Foxy Production, New York, NY
October 19, 2019 – November 17, 2019
Foxy Production is pleased to present “Cyclops,” Anna Glantz’s ﬁrst solo exhibition at the gallery. It comprises a new series of paintings that use autobiography to meditate on the act of painting and the role of the artist. Glantz has produced dream-like compositions disrupted by visual disjunctions and ﬂights of fancy. Recalling a range of visual styles and art historical references, including Renaissance ﬁguration and the early American portraiture of artists such as Ammi Phillips, the works push representation to its limits, abstracting and undermining the impulse for deﬁnition and closure.
For the artist, the Cyclops embodies a being with a singular perspective—Its one eye produces a ﬂattened view of the world, not unlike a representational painting. In both literal and symbolic ways, the Cyclops can represent the particular visual imagination of an artist. Physically, its emphatic, gaping eye heightens a sense of pathos and hints at a deep interiority.

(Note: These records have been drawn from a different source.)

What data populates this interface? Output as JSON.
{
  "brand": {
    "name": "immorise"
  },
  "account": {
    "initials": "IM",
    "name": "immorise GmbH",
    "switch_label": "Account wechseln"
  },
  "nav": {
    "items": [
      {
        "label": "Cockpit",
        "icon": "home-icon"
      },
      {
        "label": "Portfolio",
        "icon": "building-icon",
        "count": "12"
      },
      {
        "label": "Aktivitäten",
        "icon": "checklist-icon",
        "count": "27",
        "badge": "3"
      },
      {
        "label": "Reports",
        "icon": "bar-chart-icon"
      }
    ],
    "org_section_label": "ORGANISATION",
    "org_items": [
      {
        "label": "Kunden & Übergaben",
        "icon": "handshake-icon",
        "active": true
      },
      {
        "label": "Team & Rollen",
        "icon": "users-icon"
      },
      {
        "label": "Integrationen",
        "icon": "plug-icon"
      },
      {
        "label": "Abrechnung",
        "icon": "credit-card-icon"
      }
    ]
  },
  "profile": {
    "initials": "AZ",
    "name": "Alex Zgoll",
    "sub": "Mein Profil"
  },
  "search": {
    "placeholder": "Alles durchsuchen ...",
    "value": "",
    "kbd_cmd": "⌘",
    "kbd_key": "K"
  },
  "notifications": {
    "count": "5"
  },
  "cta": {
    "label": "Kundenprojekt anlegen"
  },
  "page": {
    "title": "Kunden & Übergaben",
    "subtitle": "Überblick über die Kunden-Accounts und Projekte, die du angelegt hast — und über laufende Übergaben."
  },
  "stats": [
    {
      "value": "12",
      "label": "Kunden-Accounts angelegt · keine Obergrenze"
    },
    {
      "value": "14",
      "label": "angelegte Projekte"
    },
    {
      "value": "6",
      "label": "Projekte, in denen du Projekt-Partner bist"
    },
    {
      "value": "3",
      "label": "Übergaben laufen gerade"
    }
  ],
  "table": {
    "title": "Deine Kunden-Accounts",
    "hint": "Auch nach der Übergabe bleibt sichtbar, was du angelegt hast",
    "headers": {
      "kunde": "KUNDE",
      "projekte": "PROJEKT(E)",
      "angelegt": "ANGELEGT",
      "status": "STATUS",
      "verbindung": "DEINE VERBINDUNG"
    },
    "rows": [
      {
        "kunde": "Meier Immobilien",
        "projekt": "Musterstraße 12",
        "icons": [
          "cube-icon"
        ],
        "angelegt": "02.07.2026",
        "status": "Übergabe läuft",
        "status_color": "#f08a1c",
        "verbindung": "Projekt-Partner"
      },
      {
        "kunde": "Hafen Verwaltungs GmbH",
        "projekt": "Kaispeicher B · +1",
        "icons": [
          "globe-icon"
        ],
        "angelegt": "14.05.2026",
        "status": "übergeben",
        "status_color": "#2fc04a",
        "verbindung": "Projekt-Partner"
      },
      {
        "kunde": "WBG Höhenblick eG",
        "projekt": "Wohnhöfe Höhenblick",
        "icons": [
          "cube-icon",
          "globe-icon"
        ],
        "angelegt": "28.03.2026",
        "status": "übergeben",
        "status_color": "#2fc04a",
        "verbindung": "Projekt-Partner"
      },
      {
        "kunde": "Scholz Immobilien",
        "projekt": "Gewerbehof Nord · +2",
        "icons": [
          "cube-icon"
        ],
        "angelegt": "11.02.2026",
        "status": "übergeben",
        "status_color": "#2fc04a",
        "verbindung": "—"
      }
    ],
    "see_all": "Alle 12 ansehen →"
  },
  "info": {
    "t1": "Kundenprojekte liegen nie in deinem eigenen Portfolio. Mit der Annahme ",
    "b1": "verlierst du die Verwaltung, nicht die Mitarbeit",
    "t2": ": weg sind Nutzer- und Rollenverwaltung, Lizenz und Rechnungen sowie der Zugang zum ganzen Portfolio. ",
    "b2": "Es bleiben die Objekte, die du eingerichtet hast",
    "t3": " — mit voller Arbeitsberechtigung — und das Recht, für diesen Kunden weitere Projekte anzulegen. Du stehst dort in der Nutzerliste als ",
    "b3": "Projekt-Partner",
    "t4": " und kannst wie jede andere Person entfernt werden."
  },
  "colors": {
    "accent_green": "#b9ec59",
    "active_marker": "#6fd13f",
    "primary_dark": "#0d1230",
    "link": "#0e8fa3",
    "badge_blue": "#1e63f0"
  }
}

Glantz constructs paintings using the most basic art historical subjects–landscape, self-portrait, sitter, and pets–as building blocks that are massaged into odd positions: scale is warped; facial features are disproportionate; multiple painting styles compete for space; characters gaze intensely at the viewer. These features together build an improbable visual ediﬁce that effuses a sense of existential disquiet.
Her ﬁgures, often rigid and centrally planted, are immobile, with something “object” about them. In a pastoral scene, a woman stands behind her animals—a cow, dog, and cat—that are oddly all the same size. In another painting, a huge woman resembling a Greek Kouros stands holding a puppy as if she were more stone than ﬂesh. Central characters are subverted, challenged, or undermined by other elements in the scenes they inhabit: a woman-child stares ahead forlornly in a room that appears as animate as she is; in proﬁle, a couple with protruding noses stare intensely at one another, while in the background, a woman, semi-clothed in denim, appears distorted like a glitch in a digital image.
In “Eyesore” (2019), the artist pictures herself in her studio with denim covering her head and framing her face, emphasizing her beaming, full-moon, red-tinged eyes. Although, on ﬁrst glance, it may appear to be one of the most realist works in the exhibition, its subtle visual discordances throughout produce an hallucinatory intensity, where the self-portrait is more a portal to the imaginary than a window to the soul.